I record live sound from our church PA system via USB from a Mackie 22 channel mixer. My playback quality is poor: due, i think, to the fact that I cannot prevent it from recording from both the USB and the internal microphone on the laptop. I have gone in and disabled the internal microphone, but it still picks up…with no signal at all from the USB, I have about a third of a meter of audio when monitoring the input. I can tap on the laptop and the meter spikes. The laptop I use is an HP with WIN 10, and I also have a DELL with WIN 8.1, both having the same results. How can I resolve this?
Both laptops have version 2.2.2. I mix two guitars, a bass, a keyboard, and four vocals, running through a crossover, a QSC amp for mid-high and a Crown amp for Sub on the output side, and the other output through the USB output to the laptop input. I then export as WAV to my CD burner and burn off a few copies. These CD’s are the end result, and the sound quality is not impressive. When I play directly back to the sound system via USB, I have the same low quality recording. Once a month I run a second system from Karaoke software on another computer with its own amps and speakers; running a line level input to my Mackie and recording it as well. When we record the Karaoke music and vocals on the Karaoke software, it sounds great…but when I run the same signal through my board and onto the Audacity, its still poor quality. In both cases, the laptop internal mike is adding its signal, even though it is disabled.
to the fact that I cannot prevent it from recording from both the USB and the internal microphone on the laptop.
Make sure to select the USB device as your [u]Recording Device[/u]. (It may not say Mackie… It might say “USB CODEC” or “USB…Something”.
Mackie 22 channel mixer.
By model number?
Do you use Skype or other chat, conference or communications software? Skype in particular is vicious about taking control of your sound services from you. That’s the first thing that sprang to mind when you said you couldn’t turn the microphone off.

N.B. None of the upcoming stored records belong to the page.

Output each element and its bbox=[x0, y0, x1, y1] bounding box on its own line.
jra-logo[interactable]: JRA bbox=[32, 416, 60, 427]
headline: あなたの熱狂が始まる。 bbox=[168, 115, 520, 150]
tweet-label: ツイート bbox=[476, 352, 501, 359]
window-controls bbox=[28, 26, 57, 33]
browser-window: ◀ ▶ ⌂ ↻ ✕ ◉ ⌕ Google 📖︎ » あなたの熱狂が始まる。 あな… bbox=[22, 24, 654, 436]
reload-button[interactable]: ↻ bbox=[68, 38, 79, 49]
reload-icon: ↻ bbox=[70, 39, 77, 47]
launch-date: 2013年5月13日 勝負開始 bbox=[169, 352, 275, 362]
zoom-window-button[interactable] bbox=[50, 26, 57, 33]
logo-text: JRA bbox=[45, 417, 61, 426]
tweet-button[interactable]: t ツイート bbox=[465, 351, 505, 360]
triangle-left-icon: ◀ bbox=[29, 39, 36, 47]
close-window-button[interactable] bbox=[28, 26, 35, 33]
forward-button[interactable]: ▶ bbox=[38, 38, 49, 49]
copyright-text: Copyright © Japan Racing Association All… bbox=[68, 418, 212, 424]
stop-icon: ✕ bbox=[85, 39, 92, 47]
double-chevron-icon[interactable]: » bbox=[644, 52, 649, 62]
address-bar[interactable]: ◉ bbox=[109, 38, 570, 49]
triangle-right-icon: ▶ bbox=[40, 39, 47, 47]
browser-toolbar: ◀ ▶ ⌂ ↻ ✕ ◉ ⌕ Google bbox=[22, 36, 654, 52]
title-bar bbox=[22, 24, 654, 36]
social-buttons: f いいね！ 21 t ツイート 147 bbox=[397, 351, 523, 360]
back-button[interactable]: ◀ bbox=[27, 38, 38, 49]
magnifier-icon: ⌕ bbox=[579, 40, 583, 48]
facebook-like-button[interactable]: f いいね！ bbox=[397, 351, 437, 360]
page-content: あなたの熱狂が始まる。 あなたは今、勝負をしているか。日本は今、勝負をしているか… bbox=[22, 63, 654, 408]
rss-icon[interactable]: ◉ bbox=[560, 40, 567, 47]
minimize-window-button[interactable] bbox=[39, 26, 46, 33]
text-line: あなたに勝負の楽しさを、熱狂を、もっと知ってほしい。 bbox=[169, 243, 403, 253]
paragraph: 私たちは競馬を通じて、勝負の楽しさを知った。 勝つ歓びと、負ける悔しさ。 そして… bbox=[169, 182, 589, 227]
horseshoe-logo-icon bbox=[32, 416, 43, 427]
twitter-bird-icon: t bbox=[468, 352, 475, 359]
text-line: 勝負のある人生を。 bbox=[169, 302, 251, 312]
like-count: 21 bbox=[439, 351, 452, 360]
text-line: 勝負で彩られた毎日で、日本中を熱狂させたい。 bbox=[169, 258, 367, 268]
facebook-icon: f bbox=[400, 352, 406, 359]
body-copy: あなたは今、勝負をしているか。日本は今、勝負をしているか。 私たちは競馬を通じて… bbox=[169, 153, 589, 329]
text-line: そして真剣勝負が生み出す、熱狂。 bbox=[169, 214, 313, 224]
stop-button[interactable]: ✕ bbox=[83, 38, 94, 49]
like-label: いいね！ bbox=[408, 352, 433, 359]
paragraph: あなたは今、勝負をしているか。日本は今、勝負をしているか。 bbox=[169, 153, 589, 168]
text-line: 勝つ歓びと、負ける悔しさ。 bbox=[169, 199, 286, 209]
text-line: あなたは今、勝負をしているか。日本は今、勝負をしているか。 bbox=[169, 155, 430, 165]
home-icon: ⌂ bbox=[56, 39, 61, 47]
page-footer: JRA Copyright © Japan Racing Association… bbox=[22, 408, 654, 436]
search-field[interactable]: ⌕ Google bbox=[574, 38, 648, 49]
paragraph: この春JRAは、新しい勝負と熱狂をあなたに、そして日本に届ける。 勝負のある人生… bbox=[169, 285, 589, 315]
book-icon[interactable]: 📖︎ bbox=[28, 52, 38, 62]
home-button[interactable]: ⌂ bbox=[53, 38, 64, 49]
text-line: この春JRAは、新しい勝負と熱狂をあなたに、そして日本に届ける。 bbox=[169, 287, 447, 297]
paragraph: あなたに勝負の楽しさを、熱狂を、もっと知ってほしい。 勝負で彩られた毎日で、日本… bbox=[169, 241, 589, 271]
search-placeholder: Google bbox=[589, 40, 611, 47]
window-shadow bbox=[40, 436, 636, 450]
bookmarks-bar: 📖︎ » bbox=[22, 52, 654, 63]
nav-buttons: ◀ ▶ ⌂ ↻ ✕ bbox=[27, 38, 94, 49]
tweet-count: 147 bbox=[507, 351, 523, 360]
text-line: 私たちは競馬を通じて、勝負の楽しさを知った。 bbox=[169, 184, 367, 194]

Disconnect the USB and all other external sound connections. Can you still record from the built-in microphone? You turned it off in Windows > Sound-Something in the lower right? (Can you tell I’m not a Windows person?) Did it go off? Did the little bouncing sound meter stop working?
Just to be obsessive, gently scratch the laptop and see if the loudest scratching happens over the microphone. Check the instructions. My microphone is just left of the CAPS LOCK key.
Wild Guess: I think you have two problems. Your conference software is preventing your microphone from going off and the mixer USB return pathway is mixing the microphone sound into your show. There’s usually a mixer button to accept sound from the computer (return path). Does anything change when you turn that off?
Koz
I only use this laptop for Audacity, I don’t even go on line with it. I have selected the USB recording option in the software, instead of the realtec built in mic. When the board/usb is unhooked, I still record room level noise, voices, music through the computer internal mic…should get dead air. I’ve even thought about taking the laptop apart and physically disabling the input mic. Got a mind of its own!
“Help menu > Diagnostics > Audio device info”.
Save the info and attach it to your reply.
I’ll have to take the laptop to the church and hook it into the system, as the USB isn’t available unless it is plugged in. In stand alone mode, the audio device default is high definition microphone…which I opt out of once the USB feed is plugged in. I’ll have it setup Sat night, and will then post snapshot after that.